Sa silhouette blanche se détachait nettement sur le champ de bataille gris, comme isolée du monde.
À cet instant, des dizaines de dieux et de bouddhas encerclèrent Yangyang, brûlant les cheveux de la jeune fille. Au moment où ils allaient l'achever sur-le-champ, le petit démon Baibaimu avait déjà disparu.

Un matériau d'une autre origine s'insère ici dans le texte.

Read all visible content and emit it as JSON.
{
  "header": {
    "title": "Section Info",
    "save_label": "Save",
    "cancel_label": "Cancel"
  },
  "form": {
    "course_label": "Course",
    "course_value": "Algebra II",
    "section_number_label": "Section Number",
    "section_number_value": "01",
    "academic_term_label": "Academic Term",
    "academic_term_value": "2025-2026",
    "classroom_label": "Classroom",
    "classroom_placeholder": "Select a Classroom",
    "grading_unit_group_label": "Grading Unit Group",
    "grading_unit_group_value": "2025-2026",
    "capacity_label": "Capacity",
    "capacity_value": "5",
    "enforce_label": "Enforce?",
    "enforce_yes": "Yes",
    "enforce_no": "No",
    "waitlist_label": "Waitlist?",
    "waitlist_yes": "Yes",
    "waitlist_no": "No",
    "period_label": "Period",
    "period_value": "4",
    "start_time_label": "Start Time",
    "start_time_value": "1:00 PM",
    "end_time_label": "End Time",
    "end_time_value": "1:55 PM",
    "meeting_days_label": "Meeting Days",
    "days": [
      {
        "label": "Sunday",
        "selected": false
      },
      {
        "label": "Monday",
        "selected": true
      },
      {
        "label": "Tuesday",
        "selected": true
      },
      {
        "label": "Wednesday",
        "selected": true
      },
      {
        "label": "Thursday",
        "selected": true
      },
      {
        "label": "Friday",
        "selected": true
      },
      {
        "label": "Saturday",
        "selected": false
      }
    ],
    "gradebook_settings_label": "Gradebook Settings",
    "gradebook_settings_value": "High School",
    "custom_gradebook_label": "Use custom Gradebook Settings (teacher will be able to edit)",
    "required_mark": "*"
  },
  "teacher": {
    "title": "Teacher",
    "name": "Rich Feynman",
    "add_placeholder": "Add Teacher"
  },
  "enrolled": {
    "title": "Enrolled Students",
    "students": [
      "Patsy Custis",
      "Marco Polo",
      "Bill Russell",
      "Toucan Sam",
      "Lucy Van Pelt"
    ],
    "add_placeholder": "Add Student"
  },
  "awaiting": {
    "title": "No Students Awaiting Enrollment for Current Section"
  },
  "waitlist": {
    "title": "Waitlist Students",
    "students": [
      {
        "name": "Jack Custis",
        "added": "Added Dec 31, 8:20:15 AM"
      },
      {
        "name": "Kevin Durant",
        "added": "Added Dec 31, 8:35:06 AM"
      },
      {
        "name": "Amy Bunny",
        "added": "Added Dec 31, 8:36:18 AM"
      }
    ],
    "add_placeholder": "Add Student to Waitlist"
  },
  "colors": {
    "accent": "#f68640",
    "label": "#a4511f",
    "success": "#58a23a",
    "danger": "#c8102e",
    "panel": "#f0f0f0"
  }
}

Lorsqu'elle réapparut, elle bloquait déjà le passage à Yangyang !
Les deux yeux rouge sang situés entre les sourcils du Démon aux Cent Yeux s'ouvrirent soudain, les yeux du Duc d'Argent dans la paume de sa main s'ouvrirent, et les yeux du Vieux Roi du Maître du Destin sur le dos de sa main s'ouvrirent également !
Le monde des dix directions !
Le monde rugit, et une force invisible brisa tout, faisant disparaître dans les airs plus de deux cents dieux et bouddhas !
Hyakume, souriant, se retourna et poussa Yangyang, l'envoyant dans une faille spatiale. Yangyang disparut dans la faille et réapparut aux côtés de Qingchen.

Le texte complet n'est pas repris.